William Smith muss hier viel mehr einstecken, als austeilen, geht mit dem Druck von außen tatsächlich eher zurückhaltend um. So kennt man ihn gar nicht, aber es beweist, dass der Mann mehr drauf hat als fiese Brutes auf Rädern zu spielen.
Smith, Ikone des B-Films, nebenberuflicher Bodybuilder und Conans Vater, wird hier ausgerechnet von Homer Simpson-Sprecher Norber Gastell synchronisiert.
Ähnlich unpassend ist der schnulzige Titelsong, dessen sülzig-süße Schlagertöne zwischendurch immer wieder über Biker-Szenen gelegt werden und zu intensivem Stirnrunzeln einladen. Und warum in solchen 70er Jahre-Schinken immer gleich eine handvoll Vergewaltigungsszenen eingebaut werden mussten, um die Ruchlosigkeit der Schurken zu beweisen, wird mir wohl immer ein Rätsel bleiben. Vielleicht lag es am Trinkwasser.
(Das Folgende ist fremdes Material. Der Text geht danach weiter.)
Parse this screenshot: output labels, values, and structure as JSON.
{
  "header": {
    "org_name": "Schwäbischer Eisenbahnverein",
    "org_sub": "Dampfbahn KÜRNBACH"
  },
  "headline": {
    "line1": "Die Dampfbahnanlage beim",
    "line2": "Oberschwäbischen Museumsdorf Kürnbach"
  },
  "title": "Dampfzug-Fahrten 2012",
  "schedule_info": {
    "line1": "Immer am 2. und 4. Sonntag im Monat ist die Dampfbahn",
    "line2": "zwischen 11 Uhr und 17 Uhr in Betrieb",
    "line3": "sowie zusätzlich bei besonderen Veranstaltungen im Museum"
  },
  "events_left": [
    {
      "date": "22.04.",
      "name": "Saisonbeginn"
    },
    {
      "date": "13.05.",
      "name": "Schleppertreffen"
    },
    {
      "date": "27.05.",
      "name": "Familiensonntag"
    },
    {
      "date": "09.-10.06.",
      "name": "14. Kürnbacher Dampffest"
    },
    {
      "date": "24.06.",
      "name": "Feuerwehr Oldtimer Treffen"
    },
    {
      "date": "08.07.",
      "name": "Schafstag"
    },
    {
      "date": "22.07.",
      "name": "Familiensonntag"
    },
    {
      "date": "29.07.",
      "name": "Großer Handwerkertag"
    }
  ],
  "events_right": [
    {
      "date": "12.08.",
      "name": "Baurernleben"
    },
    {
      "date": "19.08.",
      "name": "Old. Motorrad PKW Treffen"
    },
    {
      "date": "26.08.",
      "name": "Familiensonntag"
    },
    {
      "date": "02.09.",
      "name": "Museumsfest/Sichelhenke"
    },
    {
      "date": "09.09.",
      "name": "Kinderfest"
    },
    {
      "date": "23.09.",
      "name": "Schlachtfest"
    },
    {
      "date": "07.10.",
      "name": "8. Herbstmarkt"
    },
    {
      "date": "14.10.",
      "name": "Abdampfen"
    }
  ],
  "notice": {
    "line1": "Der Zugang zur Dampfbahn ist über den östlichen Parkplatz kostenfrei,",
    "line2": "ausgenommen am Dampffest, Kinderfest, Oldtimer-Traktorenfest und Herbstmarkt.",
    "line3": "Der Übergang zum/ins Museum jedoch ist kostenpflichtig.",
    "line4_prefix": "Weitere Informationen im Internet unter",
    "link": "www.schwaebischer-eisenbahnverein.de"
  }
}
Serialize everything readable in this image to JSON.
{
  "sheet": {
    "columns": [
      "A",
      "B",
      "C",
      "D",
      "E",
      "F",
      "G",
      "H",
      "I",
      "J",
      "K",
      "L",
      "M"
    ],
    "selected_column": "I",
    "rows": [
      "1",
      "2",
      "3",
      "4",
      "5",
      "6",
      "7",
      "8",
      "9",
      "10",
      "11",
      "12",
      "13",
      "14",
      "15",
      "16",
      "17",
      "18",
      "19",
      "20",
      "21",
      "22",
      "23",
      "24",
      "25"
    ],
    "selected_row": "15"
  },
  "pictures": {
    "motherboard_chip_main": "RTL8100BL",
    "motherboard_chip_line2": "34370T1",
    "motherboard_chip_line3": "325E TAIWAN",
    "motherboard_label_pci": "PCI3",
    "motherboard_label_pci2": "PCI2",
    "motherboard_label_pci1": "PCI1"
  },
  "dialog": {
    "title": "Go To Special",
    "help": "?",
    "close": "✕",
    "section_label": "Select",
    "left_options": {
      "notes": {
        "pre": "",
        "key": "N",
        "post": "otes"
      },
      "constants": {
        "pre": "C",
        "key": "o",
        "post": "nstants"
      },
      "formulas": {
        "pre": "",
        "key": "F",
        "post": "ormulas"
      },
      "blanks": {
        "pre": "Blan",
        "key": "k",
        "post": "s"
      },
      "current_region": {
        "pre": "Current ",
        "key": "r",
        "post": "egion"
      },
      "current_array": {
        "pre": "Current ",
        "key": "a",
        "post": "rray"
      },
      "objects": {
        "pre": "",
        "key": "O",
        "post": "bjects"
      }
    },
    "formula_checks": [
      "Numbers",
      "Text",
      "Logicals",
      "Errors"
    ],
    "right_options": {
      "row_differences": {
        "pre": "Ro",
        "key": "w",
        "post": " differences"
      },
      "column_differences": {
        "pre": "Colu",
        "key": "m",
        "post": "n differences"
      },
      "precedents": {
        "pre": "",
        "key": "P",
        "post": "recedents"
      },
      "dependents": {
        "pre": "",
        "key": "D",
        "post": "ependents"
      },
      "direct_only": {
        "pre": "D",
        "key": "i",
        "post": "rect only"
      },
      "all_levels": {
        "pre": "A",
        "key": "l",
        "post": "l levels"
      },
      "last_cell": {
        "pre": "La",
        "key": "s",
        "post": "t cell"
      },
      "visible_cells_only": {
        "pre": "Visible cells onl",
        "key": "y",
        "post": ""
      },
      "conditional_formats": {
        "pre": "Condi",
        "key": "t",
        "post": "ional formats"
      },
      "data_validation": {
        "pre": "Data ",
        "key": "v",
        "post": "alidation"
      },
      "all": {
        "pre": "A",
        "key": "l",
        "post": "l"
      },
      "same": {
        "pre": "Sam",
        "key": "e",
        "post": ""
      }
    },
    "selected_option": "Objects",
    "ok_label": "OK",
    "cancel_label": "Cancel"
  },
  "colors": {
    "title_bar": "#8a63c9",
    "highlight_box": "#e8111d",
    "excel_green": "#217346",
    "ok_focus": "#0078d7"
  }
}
“Weißt du, was dein Fehler ist, Tex? Du schluckst viel zu viel.“
“Und du wichst viel zu wenig!“

Stunt ins Blaue

Die Idee war nicht schlecht, die Schauspieler sogar noch besser, dennoch bleibt ’Hollywood Man’ ein erzählerisch und technisch unausgegorener und zuweilen leider auch reichlich unsympathischer Streifen. Da hätte ich lieber den Film gesehen, den Rafe Stoker und Company versuchen auf die Beine zu stellen.